主頁 類別 偵探推理 傑里科王子

第10章 五、瑪諾爾森先生之死

傑里科王子 莫里斯·勒布朗 6569 2018-03-23
希臘人故做鎮靜,但是沒有維持多久。艾倫-羅克狠狠地盯了他一眼,嚇得他馬上站起來,還微微地笑了笑。 “莫非你們喜歡聽我講。我是求之不得。講話是我的職業。但是,講什麼呢?” “講綁架的事。” “什麼綁架?” “綁架萊蒂切亞·陶爾西。” “可是,這件事和我無關,我的先生!我知道,確實,可憐的小姐被壞人綁架了。不過,我絕對沒有參與這件下流的事,法庭它……” 查費羅斯再次慌了手腳。無疑,這個不知名姓的對手的眼睛,給他留下了深刻的印象。他盡量避重就輕,在另一個層面上展開討論,總之,就是減輕對方的指責,把自己說成是一個無關緊要的角色。 “這麼說,”他說,“你們是想開誠佈公地談一談?這就不同說法了。我是不會理睬恫嚇的,但是,大家都開誠佈公!……我承認,我參加了這次讓人痛心的事。哦!我也是迫於無奈。我和波尼法斯副官是老朋友,但願你們不認識這個東西,但是,他曾經幫過我,幫過我一個大忙。一天,他來找我,對我說:查費羅斯,我需要你幫個忙。我說:你儘管吩咐吧。否則的話,我還算是個人麼。人人都有自己的良心,我的良心在這方面特別敏感。尤其是……”

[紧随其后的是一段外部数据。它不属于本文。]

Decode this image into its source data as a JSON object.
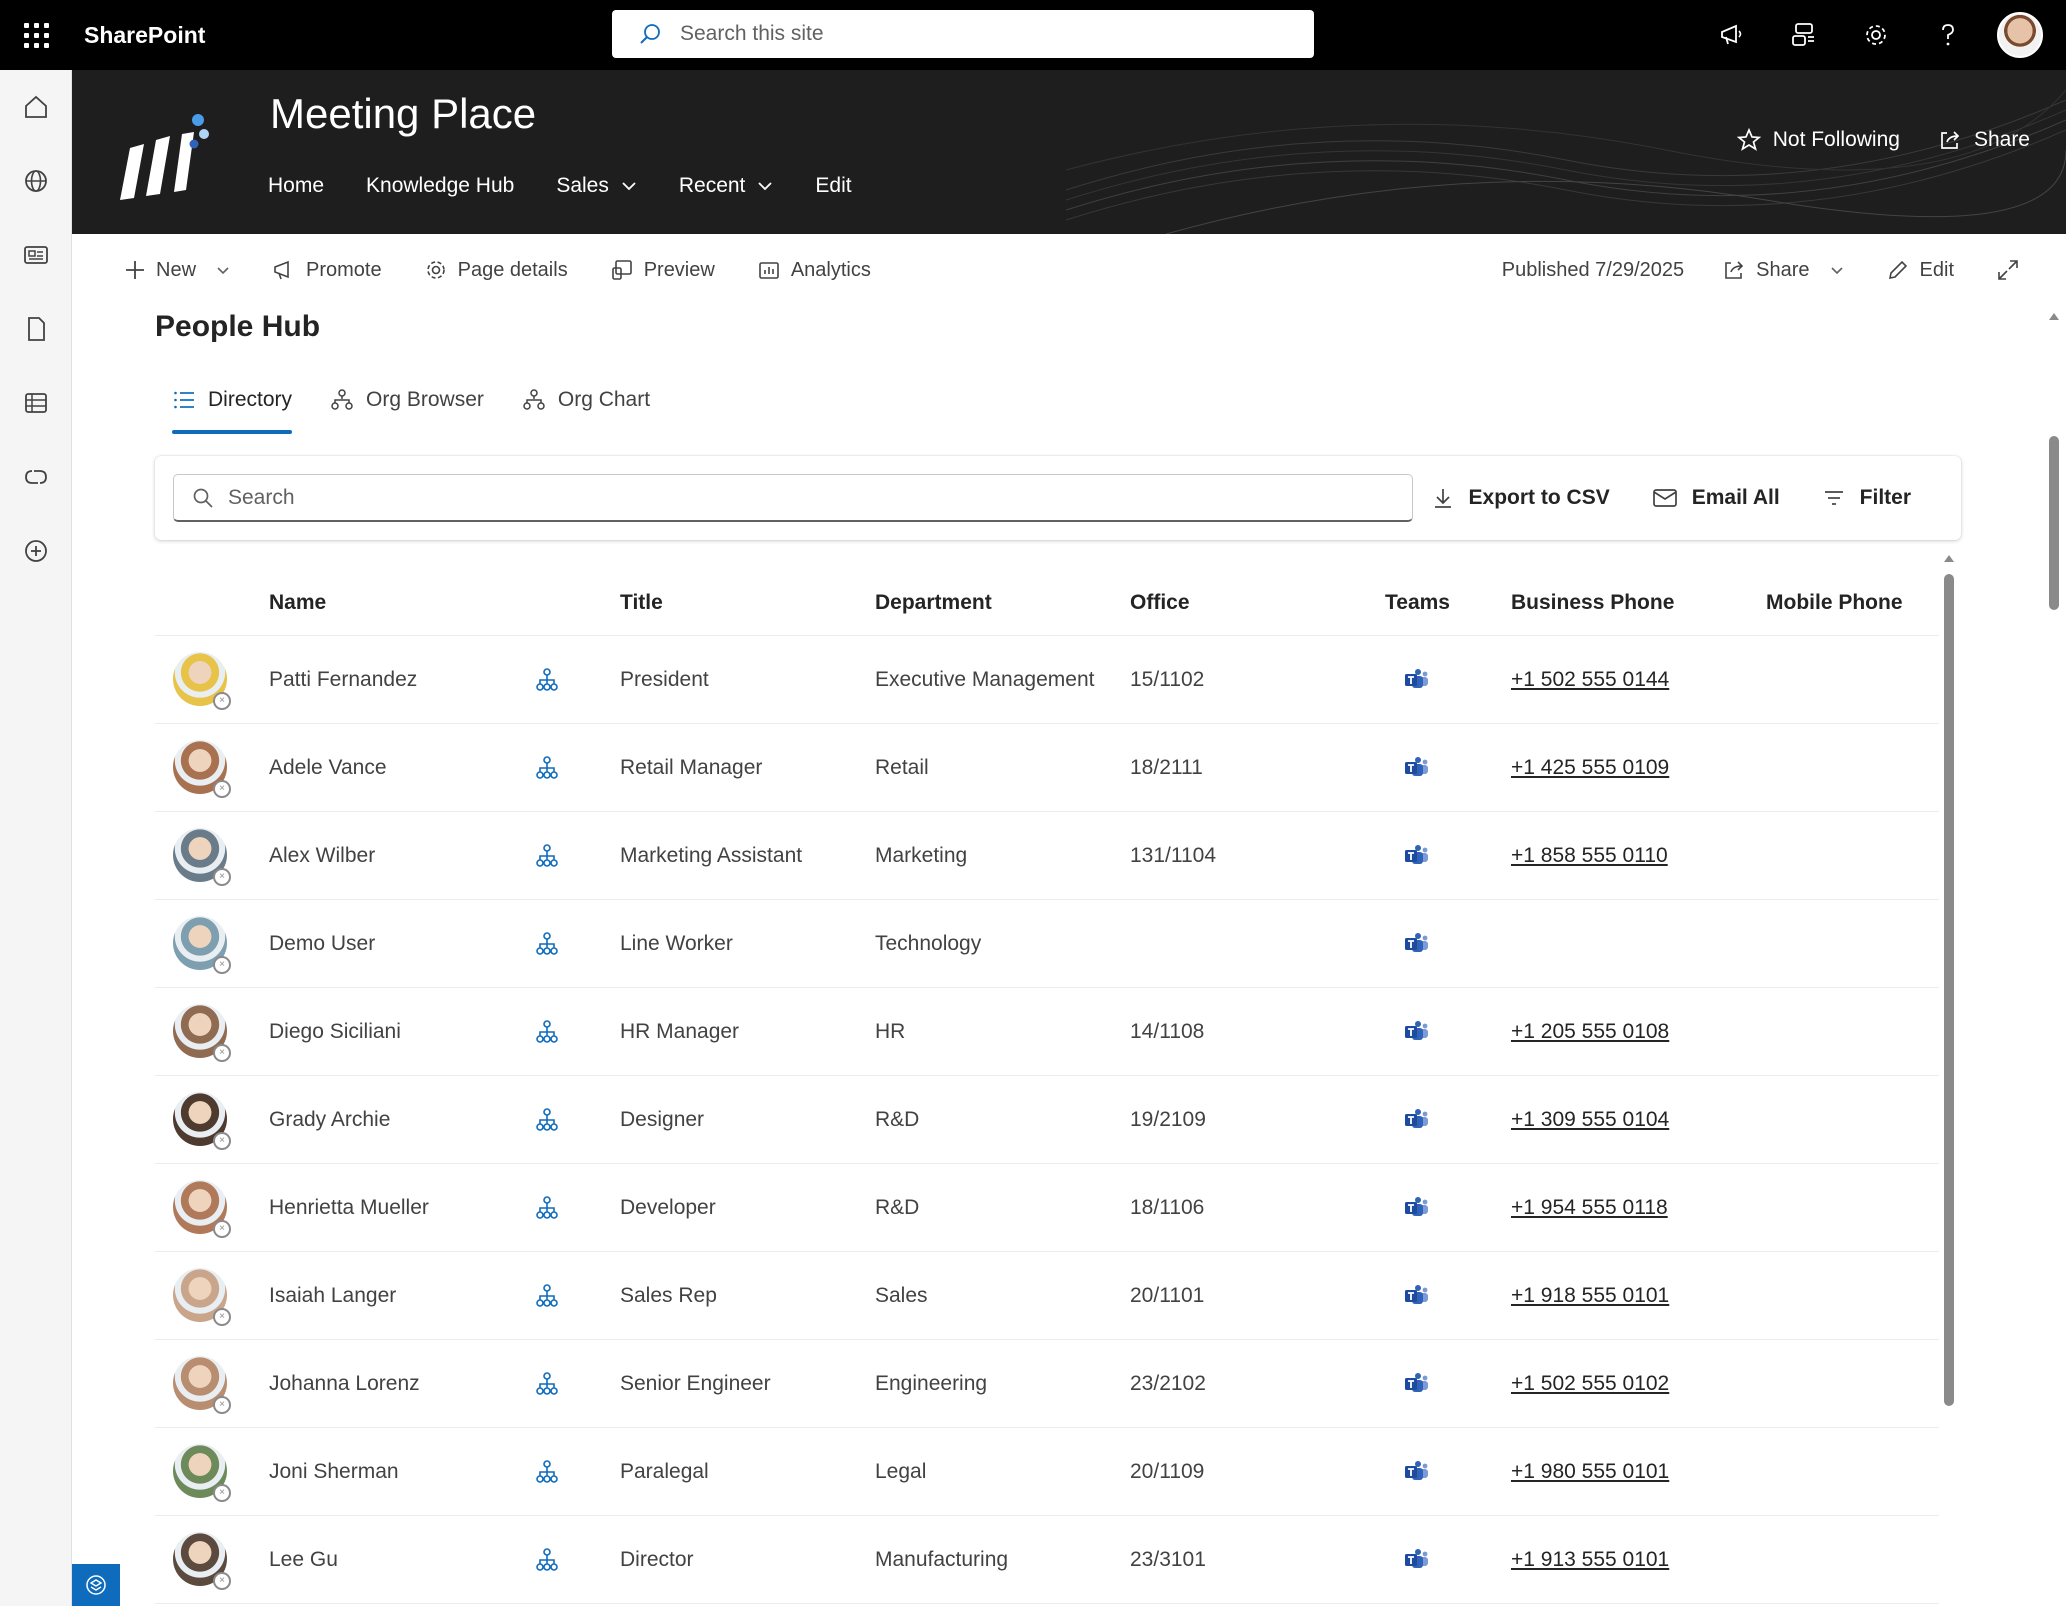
{
  "suite": {
    "brand": "SharePoint",
    "search_placeholder": "Search this site"
  },
  "site": {
    "title": "Meeting Place",
    "nav": [
      "Home",
      "Knowledge Hub",
      "Sales",
      "Recent",
      "Edit"
    ],
    "follow_label": "Not Following",
    "share_label": "Share"
  },
  "commandbar": {
    "new_label": "New",
    "promote_label": "Promote",
    "page_details_label": "Page details",
    "preview_label": "Preview",
    "analytics_label": "Analytics",
    "published": "Published 7/29/2025",
    "share_label": "Share",
    "edit_label": "Edit"
  },
  "page": {
    "title": "People Hub",
    "tabs": [
      "Directory",
      "Org Browser",
      "Org Chart"
    ],
    "search_placeholder": "Search",
    "export_label": "Export to CSV",
    "email_label": "Email All",
    "filter_label": "Filter"
  },
  "table": {
    "columns": [
      "Name",
      "Title",
      "Department",
      "Office",
      "Teams",
      "Business Phone",
      "Mobile Phone"
    ],
    "rows": [
      {
        "name": "Patti Fernandez",
        "title": "President",
        "department": "Executive Management",
        "office": "15/1102",
        "phone": "+1 502 555 0144",
        "mobile": "",
        "avatar_color": "#e8c34a"
      },
      {
        "name": "Adele Vance",
        "title": "Retail Manager",
        "department": "Retail",
        "office": "18/2111",
        "phone": "+1 425 555 0109",
        "mobile": "",
        "avatar_color": "#a8714f"
      },
      {
        "name": "Alex Wilber",
        "title": "Marketing Assistant",
        "department": "Marketing",
        "office": "131/1104",
        "phone": "+1 858 555 0110",
        "mobile": "",
        "avatar_color": "#6a7c8a"
      },
      {
        "name": "Demo User",
        "title": "Line Worker",
        "department": "Technology",
        "office": "",
        "phone": "",
        "mobile": "",
        "avatar_color": "#7d9fb0"
      },
      {
        "name": "Diego Siciliani",
        "title": "HR Manager",
        "department": "HR",
        "office": "14/1108",
        "phone": "+1 205 555 0108",
        "mobile": "",
        "avatar_color": "#8f6b52"
      },
      {
        "name": "Grady Archie",
        "title": "Designer",
        "department": "R&D",
        "office": "19/2109",
        "phone": "+1 309 555 0104",
        "mobile": "",
        "avatar_color": "#4e3a2f"
      },
      {
        "name": "Henrietta Mueller",
        "title": "Developer",
        "department": "R&D",
        "office": "18/1106",
        "phone": "+1 954 555 0118",
        "mobile": "",
        "avatar_color": "#b07a5a"
      },
      {
        "name": "Isaiah Langer",
        "title": "Sales Rep",
        "department": "Sales",
        "office": "20/1101",
        "phone": "+1 918 555 0101",
        "mobile": "",
        "avatar_color": "#c9a58b"
      },
      {
        "name": "Johanna Lorenz",
        "title": "Senior Engineer",
        "department": "Engineering",
        "office": "23/2102",
        "phone": "+1 502 555 0102",
        "mobile": "",
        "avatar_color": "#b98d70"
      },
      {
        "name": "Joni Sherman",
        "title": "Paralegal",
        "department": "Legal",
        "office": "20/1109",
        "phone": "+1 980 555 0101",
        "mobile": "",
        "avatar_color": "#6c8a5a"
      },
      {
        "name": "Lee Gu",
        "title": "Director",
        "department": "Manufacturing",
        "office": "23/3101",
        "phone": "+1 913 555 0101",
        "mobile": "",
        "avatar_color": "#5b4a3d"
      }
    ]
  },
  "colors": {
    "accent": "#0f6cbd",
    "teams": "#2f62b8",
    "header_bg": "#1e1e1e",
    "suite_bg": "#000000"
  }
}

“廢話少說,”艾倫-羅克催促說。 “尤其是,”查費羅斯繼續說道,“一件很小的事……幾乎算不了什麼……他的一個朋友,一位很重要的人物,請他帶本地的一個姑娘去巴勒莫,這位朋友當時住在那裡,他多次見過姑娘,而且迷上她了……這種事平常得很,是不是?可是,我這個人處事謹慎,所以提了一個條件,我說:好吧!但是,陶爾西家的幾個女人和我都有交往,我不想別人傷害萊蒂切亞。波尼法斯說:怎麼會傷害她呢?我的朋友是個有身分的紳士,我以名譽擔保,萊蒂切亞第二天就可以回家。有這些話在,我就同意了。我再說一遍我是不情願的。可是,人生中的事常常是由不得我們選擇的。以後的事,您都知道了……” “以後的事是,萊蒂切亞過了兩個星期才回家,而且她發瘋了。”

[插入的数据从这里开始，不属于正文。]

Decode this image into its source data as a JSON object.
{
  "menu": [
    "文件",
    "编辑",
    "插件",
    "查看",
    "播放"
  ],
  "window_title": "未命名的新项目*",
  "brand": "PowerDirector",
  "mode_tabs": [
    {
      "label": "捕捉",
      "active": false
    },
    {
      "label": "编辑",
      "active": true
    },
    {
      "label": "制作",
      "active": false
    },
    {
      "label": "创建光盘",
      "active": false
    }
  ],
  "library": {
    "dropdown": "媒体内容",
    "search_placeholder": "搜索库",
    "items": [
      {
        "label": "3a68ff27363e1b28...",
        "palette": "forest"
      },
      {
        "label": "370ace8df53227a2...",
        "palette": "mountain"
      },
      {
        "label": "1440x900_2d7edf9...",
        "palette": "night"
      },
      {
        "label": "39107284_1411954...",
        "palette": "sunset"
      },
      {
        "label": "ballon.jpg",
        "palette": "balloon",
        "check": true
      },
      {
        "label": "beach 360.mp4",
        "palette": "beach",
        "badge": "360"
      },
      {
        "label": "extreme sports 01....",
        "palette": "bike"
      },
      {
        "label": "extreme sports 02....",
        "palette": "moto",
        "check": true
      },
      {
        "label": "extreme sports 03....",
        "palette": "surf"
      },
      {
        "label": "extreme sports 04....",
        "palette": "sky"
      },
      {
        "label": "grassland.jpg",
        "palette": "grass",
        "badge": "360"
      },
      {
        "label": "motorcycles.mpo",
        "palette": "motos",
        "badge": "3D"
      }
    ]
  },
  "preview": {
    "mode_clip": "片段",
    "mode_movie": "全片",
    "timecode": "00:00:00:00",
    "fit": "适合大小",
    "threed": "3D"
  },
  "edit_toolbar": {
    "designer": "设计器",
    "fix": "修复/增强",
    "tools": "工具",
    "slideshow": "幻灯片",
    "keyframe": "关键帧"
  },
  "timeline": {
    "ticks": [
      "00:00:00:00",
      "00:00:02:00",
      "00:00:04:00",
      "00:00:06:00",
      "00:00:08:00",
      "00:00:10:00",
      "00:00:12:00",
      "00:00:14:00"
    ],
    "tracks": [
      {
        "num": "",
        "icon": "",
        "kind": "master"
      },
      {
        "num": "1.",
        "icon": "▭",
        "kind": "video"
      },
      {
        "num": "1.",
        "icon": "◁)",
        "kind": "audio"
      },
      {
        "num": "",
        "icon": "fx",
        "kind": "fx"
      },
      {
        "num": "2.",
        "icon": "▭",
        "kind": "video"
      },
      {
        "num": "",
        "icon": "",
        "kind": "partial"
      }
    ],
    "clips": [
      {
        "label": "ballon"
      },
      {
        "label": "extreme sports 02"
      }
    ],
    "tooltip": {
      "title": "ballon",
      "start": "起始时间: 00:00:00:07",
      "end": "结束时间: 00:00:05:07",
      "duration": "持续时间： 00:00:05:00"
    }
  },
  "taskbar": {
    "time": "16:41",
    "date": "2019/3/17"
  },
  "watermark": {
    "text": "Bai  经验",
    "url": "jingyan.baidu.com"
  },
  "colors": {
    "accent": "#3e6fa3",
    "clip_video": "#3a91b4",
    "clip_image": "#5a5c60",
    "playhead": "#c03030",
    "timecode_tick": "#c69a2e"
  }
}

查費羅斯推開雙手,說:“這是我的錯嗎?我怎麼知道波尼法斯的朋友非君子呢?” 他顯出很痛心的樣子,而且讓納塔莉和帕斯卡埃拉作證,強調問題在於那幕後的喪盡天良的劫持者。 “這樣也算紳士嗎?一個紳士會辜負別人的信任嗎?” 艾倫-羅克對這些離題的話很不耐煩,說:“還有呢?” “還有什麼?” “另一件事?” “另一件什麼事?” “關於瑪諾爾森先生的事。” “瑪諾爾森先生?我不認識。” “你沒有聽說過一個叫瑪諾爾森先生的人嗎?兩年前,因為中暑死在神殿台階上的那個人。” “啊!他叫瑪諾爾森嗎?我記得的。那天我恰好不在。但是,第二天,這裡的人告訴我說……” “你撒謊。”

查費羅斯並不鬆口:“我不在場。我記得非常清楚。有人要我去巴勒莫幫忙。我可以找到證明。我正大光明地說一句,我當時不在。這是一個很具體的事實,是完全不容置疑的事實。” 他的話音未落,在旁緊緊地盯著他,一直等著他會有所交待的納塔莉,驚奇地發現他的臉色突然變得煞白,臉上的肌肉抽搐起來,先是輕輕地呻吟,接著又駭人地大叫一聲。 “您想怎麼樣?您想怎麼樣?”他嘟嘟囔囔地嚷道。 納塔莉這才注意到發生了什麼事情。原來,艾倫-羅克一把抓住查費羅斯的手腕,再用力一擰,疼得他直嚷嚷。 查費羅斯撲通一聲跪在地上,拼命求饒:“不……不要……不,放開我……” 但是,艾倫-羅克沒有鬆手,他好像並沒有出力似的,但是,他紋絲不動的臉上凶相畢露!額頭上暴起的青筋顯示出他心裡是多麼憤怒!納塔莉見到他從來都很有自製力,很少把阻擋他前進的障礙放在眼裡,現在看到他這副蠻橫的模樣,不覺大吃一驚,她說:“放開他。我不能同意這種做法。”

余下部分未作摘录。